But most of all there was the way in which Michael Lapsley chose to deal with the psychological damage.   He chose not to hate.    He chose to forgive.   Most of the book is about that process of forgiveness, and especially about his new ministry of the healing of memories.   He now spends his life bringing victims and perpetrators together to talk through their brokenness, and to recognise that they are all damaged.   He uses the visibility of his own brokenness to facilitate the process, whether it is in Southern Africa, Rwanda, Latin America or, closer to home, in Northern Ireland.   In  all these places his compassion has made a considerable difference.

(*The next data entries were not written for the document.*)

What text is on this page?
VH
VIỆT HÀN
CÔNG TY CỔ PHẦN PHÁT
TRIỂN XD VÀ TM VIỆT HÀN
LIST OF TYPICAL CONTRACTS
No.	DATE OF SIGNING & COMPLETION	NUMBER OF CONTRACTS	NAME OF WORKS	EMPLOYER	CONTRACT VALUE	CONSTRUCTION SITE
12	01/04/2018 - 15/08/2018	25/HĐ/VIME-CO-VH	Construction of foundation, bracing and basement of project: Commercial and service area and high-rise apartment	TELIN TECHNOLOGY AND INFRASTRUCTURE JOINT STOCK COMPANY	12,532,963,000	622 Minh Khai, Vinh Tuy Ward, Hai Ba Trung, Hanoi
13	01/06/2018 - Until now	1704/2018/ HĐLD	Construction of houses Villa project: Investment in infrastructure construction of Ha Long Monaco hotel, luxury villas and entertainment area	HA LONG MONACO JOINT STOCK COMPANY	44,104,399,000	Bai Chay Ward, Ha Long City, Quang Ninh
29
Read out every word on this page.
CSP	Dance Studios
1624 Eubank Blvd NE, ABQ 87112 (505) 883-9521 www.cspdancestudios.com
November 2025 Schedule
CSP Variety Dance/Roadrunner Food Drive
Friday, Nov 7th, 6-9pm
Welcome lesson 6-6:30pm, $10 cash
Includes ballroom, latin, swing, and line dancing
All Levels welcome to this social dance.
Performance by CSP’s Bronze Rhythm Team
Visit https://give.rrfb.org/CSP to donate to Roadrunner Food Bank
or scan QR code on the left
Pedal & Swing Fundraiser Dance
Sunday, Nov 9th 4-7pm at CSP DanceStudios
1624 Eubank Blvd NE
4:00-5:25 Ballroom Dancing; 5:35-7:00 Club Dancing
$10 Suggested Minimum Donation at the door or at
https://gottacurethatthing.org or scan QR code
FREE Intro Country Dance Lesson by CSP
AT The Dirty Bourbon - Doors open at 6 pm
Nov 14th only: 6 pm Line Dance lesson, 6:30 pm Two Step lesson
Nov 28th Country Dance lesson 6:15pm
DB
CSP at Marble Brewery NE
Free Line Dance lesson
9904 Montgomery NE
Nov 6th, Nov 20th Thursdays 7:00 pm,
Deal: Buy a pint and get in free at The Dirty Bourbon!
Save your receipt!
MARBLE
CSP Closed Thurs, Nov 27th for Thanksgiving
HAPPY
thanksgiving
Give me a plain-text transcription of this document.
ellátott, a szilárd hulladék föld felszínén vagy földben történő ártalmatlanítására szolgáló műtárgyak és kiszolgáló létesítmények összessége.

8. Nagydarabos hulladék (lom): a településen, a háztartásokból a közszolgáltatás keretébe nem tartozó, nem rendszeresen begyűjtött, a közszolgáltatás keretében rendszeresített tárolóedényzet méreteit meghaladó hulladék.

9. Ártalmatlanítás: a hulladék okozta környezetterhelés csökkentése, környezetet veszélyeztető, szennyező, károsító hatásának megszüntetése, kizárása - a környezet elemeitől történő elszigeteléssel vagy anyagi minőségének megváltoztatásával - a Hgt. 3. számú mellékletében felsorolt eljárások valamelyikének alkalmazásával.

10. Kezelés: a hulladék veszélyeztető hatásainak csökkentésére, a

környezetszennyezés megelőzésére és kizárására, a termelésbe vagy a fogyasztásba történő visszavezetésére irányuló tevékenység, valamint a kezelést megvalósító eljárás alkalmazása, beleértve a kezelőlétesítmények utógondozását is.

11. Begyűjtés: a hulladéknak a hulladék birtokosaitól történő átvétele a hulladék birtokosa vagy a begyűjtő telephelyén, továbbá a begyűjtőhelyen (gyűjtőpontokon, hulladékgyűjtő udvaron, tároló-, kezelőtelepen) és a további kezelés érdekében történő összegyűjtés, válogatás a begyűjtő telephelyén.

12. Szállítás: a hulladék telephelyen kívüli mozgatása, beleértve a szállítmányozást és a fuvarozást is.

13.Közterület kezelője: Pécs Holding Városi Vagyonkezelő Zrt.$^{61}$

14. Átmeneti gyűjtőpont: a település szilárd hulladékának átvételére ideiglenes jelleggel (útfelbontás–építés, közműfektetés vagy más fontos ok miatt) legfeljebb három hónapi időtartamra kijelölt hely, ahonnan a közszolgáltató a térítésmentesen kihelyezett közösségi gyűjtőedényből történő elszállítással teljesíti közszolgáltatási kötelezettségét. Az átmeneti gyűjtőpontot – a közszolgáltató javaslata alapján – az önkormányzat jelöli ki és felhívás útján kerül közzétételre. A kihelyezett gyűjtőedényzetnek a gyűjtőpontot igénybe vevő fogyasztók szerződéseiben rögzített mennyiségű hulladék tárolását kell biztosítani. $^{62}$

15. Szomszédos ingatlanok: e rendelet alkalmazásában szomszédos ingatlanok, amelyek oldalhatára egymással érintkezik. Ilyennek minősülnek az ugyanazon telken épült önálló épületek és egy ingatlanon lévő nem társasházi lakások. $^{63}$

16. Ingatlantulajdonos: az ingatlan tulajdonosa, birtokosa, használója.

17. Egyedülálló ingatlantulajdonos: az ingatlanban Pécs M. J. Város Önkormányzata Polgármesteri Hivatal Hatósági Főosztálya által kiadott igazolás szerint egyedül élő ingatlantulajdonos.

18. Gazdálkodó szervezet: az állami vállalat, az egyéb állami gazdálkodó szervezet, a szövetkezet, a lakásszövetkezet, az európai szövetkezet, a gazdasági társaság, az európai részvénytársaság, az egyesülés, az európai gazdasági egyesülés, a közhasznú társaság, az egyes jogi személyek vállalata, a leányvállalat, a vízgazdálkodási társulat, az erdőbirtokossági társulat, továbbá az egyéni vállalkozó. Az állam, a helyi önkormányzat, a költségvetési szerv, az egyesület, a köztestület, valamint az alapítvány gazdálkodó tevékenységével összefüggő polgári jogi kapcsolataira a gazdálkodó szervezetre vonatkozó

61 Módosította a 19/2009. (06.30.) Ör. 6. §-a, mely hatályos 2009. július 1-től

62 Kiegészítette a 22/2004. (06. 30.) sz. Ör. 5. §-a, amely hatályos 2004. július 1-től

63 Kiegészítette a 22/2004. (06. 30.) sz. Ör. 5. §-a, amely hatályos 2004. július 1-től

Michael Lapsley does however recognise his own needs and limitations.   Adriaan Vlok, the Minister of Law and Order, who probably ordered Michael Lapsley’s bombing and the murders of many others, has had a Road to Damascus experience.   He now recognises that what the apartheid state did to preserve its power was wrong, and has apologised for that.   But he is claiming, despite evidence to the contrary, that he did not know what was happening on his watch, and that he was not responsible for it.   [It could be argued that not being in control of his own department means that he was responsible].   Michael Lapsley wants people like this to go much further than they have and to face up to the consequences of what they ordered or let happen.

What we have in this book is an astonishing account of what one person can do if that person sets his or her mind to it.   He says that he is not a saint.   He says that he is very human.   But he has taken the option of not taking the path of hatred.   He has recognised that hatred does not hurt anyone other than himself.   He is trying, through his work at the Centre for the Healing of Memories, to get people to make themselves better, to heal themselves of whatever trauma they have been through.

He is a remarkable man.   His is an astonishing story.   This is a necessary book.